Each of these penalties can result in either a 20% or 40% increase in tax liability, depending on how “off” the taxpayer’s transfer pricing was from the IRS’s “correct” transfer pricing. Practically speaking, the IRS will typically assert the 40% net adjustment penalty, because it applies if the transfer pricing adjustment exceeds $20 million—a very low threshold. Sizeable penalties may complicate resolving transfer pricing issues with IRS Appeals, and all penalties have financial statement implications.

The IRS can also assert other “accuracy-related” penalties in transfer pricing cases. For example, in Western Digital, the IRS asserted the net adjustment penalty, as well as penalties for “negligence, “disregard of rules or regulations,” and “substantial understatement of income tax.” But, mercifully, these penalties do not “stack”: While the IRS can assert multiple penalties in the alternative, only the highest that is sustained ultimately applies.

Defenses. The only defense to the transfer pricing penalties is the “reasonable cause and good faith” defense. For the transactional penalty, the taxpayer can establish reasonable cause and good faith in a variety of ways (e.g., by showing the taxpayer’s reliance on outside advisors). For the net adjustment penalty—which, again, appears to be the IRS’s go-to penalty in transfer pricing cases—the taxpayer has only one way of proving reasonable cause and good faith. Specifically, within 30 days of a request, the taxpayer must provide the Internal Revenue Service with transfer pricing documentation that applies a reasonable transfer pricing method.

In all cases, it is therefore incumbent upon taxpayers to prepare good transfer pricing documentation (sometimes named “Section 6662 documentation” after the penalty statute in the Code). Although many taxpayers prepare documentation internally, taxpayers may want to consider whether for certain transactions, they should engage a competent advisor to prepare the documentation. While not necessary for the net adjustment penalty, this would provide enhanced penalty protection for the transactional penalty. Whether done internally or by an outside advisor, both the taxpayer and the advisor should study the detailed regulations that describe what the transfer pricing documentation must contain and the factors considered in determining the reasonableness of selecting and applying the taxpayer’s methodology. Although the documentation need only be produced upon request to avoid penalties, it must be prepared by the time the return is filed.
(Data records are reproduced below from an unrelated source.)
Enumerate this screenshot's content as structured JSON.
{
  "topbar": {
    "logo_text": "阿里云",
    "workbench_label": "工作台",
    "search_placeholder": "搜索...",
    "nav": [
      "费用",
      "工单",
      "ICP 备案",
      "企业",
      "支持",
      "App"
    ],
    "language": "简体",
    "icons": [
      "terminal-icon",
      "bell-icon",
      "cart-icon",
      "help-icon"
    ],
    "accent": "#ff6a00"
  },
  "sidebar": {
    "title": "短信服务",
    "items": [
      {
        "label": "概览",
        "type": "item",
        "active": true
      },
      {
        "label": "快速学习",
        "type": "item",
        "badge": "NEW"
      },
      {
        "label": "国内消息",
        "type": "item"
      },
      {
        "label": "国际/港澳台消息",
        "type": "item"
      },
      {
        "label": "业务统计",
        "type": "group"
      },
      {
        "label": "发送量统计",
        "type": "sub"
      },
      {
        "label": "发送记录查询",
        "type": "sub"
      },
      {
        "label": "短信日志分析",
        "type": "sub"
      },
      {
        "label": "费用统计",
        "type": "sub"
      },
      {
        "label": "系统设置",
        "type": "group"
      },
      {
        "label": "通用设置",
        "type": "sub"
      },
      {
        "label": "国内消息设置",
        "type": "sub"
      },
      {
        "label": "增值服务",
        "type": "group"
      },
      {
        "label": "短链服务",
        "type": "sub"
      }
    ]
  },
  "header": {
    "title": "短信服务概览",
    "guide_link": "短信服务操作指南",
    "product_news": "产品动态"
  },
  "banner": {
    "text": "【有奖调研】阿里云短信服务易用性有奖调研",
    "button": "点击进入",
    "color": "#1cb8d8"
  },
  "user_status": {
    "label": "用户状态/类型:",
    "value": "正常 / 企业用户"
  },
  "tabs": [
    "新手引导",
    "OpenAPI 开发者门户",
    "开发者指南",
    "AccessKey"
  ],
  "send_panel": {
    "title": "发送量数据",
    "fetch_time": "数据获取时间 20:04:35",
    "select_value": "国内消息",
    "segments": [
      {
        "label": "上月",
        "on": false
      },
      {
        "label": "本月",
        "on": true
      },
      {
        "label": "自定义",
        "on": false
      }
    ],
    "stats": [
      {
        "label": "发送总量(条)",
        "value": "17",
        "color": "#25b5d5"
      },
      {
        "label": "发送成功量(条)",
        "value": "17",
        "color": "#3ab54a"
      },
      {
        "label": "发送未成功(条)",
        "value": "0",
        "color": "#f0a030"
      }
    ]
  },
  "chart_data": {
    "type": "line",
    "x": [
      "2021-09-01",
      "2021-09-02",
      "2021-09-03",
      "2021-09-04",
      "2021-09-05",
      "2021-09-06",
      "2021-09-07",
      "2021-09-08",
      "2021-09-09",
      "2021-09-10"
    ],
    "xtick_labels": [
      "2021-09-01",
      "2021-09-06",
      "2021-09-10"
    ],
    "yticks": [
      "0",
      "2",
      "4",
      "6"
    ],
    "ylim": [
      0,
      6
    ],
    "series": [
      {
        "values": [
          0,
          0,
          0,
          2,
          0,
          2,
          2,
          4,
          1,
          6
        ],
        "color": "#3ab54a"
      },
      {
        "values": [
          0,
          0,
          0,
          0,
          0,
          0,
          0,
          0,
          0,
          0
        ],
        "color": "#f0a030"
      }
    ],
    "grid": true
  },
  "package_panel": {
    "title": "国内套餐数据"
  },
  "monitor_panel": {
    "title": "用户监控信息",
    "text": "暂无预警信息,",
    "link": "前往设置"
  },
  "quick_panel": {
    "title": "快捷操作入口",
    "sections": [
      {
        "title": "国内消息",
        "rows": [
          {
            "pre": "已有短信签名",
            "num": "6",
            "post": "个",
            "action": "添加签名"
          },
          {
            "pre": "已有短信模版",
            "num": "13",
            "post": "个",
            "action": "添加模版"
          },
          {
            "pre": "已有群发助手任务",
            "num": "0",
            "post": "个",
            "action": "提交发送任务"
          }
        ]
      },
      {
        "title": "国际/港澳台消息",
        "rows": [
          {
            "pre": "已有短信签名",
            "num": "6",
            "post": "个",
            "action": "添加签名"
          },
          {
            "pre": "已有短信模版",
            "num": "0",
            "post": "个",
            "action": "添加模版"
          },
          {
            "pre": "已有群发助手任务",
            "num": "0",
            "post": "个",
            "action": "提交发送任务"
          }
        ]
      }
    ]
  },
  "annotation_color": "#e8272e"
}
We have noticed an uptick in the IRS’s rejection of taxpayer’s Section 6662 documentation as being sufficient to avoid the imposition of penalties. For example, in the Western Digital case, the IRS asserted significant penalties, even though the taxpayer had provided the IRS with documentation prepared by a Big4 accounting firm.

Final Thoughts. At the same time that it instructed examiners to consider penalties in transfer pricing cases, the IRS also developed a procedure for examiners to change a taxpayer’s transfer pricing method in audit. Since 2018, such changes must go through a formal approval process within the IRS. We are aware of situations where the exam team has gone through the approval process to change a taxpayer’s transfer pricing method and has subsequently imposed penalties, rejecting the reasonableness and the adequacy of the taxpayer’s section 6662 documentation. The IRS’s guidance on penalties could be read to suggest that the examiner should assert penalties automatically if the examiner obtains approval to change the taxpayer’s method. Moreover, a 2018 update to the Internal Revenue Manual could be read to suggest automatic penalties if no section 6662 documentation is provided or if the documentation provided is “unreasonable or inadequate.” In line with this guidance, we have noticed more penalties being asserted in transfer pricing cases. Taxpayers would be well advised to revisit their transfer pricing documentation and (where appropriate) consult with a competent advisor.